For openers, Cohen and Cooke are not the real names of the proprietors of a new restaurant at 109 South Main St. in Bowling Green. One would not be far wrong, perhaps, to sense that the choice of those names was intended to suggest the cuisine, the d cor - in short, the style of a certain classic age, late Victorian England at the turn of the last century.

Add the distinctive interior, largely done in black and very dark brown, with lighting focused narrowly over each table, and the open kitchen, and then the laid-back atmosphere characteristic not of Saki's beau monde, but today's campus world (true of all the eateries clustered around Bowling Green's Main Street-Wooster Street node), and one witnesses, I believe, the beginnings of a “cult” restaurant.

Whatever it is intended to be in that respect, Cohen/Cooke produces distinctive meals original from the plate up. The proprietors are both chefs, switching roles every other night, and thinking of what dishes yet untried will appeal to their rapidly growing clientele, and to their own restless creativity.

Cohen/Cooke occupies one of those 19th-century storefronts, narrow and quite deep. You have to look for the number.

Grouped in the entry area are comfortable tables at which, depending on who is or is not the hostess of the evening, you are expected to take a menu from the buffet that closes one end of the kitchen and seat yourself.

There are small tables at the far back of the dining area, alongside the kitchen, which is, as I've noted, open. It's fun and reassuring to watch your meal being made.

A dinner customer's first decision is posed after a rapid scan of the menu: Will you subscribe to a five-course or a four-course prix fixe, or order from the a la carte menu? In either case, a Puget Sound oyster poached in tarrago cream on a bed of white cheddar polenta is an amuse-bouche to get the salivary juices flowing.

Because each dinner is crafted when the order is received, there are not many entrees to choose from, and a New York strip or a T-bone is conspicuous by its omission. One evening last week the menu suggested a single meat dish, liver and onions.

A beef-eater's heart may leap to read “fillet mignon” even though the name is attached to wild Alaskan salmon; the tip-off is in the double “l,” for the feature is a firm piece of bright red salmon fillet tightly wrapped in a slice of bacon.

It is a great dinner, served with horseradish mashers, pickled green beans, and pepper sauce.
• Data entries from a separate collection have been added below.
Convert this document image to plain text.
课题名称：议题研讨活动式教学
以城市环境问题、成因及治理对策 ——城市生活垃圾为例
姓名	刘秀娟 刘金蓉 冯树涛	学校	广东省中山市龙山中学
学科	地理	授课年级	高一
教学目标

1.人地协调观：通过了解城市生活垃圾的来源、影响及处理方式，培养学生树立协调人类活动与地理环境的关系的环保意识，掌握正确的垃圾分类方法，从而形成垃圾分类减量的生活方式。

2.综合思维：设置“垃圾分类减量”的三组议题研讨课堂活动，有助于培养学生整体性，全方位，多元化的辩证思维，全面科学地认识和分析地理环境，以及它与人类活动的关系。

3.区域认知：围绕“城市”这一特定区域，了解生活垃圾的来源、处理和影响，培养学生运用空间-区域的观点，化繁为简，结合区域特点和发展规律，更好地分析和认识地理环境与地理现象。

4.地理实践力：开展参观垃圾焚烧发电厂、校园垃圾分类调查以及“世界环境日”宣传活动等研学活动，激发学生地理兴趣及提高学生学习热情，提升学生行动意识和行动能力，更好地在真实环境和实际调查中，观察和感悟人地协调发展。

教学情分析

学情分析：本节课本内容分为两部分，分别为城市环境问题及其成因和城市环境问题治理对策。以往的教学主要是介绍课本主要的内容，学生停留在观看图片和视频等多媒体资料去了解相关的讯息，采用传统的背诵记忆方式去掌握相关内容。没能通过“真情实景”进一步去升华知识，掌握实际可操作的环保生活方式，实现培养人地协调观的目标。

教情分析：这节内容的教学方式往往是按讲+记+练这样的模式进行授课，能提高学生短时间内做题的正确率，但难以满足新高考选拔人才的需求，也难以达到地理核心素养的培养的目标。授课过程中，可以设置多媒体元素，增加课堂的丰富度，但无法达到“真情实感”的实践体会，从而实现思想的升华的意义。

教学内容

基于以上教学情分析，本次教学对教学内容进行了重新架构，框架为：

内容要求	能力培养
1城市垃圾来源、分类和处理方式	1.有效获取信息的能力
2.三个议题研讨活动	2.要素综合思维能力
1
Whatever your first thought, believe me, it works.

Other fish dinners are grilled halibut and amberjack, and opah, a rather exotic choice, barbecued.&tab;

There is more than fish. In a menu revised daily, the proprietors have been able to take the beastly hot weather we've been suffering as a challenge to produce light, refreshing salads to satisfy both taste and hunger. Among several choices, the salad that immediately attracted me combines a handful of grilled asparagus spears with a topping of a creamy chopped-egg salad, the whole held together with three or four pieces of crisp crostini. Do try it if you're in a mood for salad.

Cohen/Cooke, moving leisurely through an original menu, and a young, earnest, and perhaps unevenly trained serving staff - some charming and efficient, others tending to impatience - is for us an adventure in fine eating; dinner should please you immensely in the measure that you are open to the less familiar.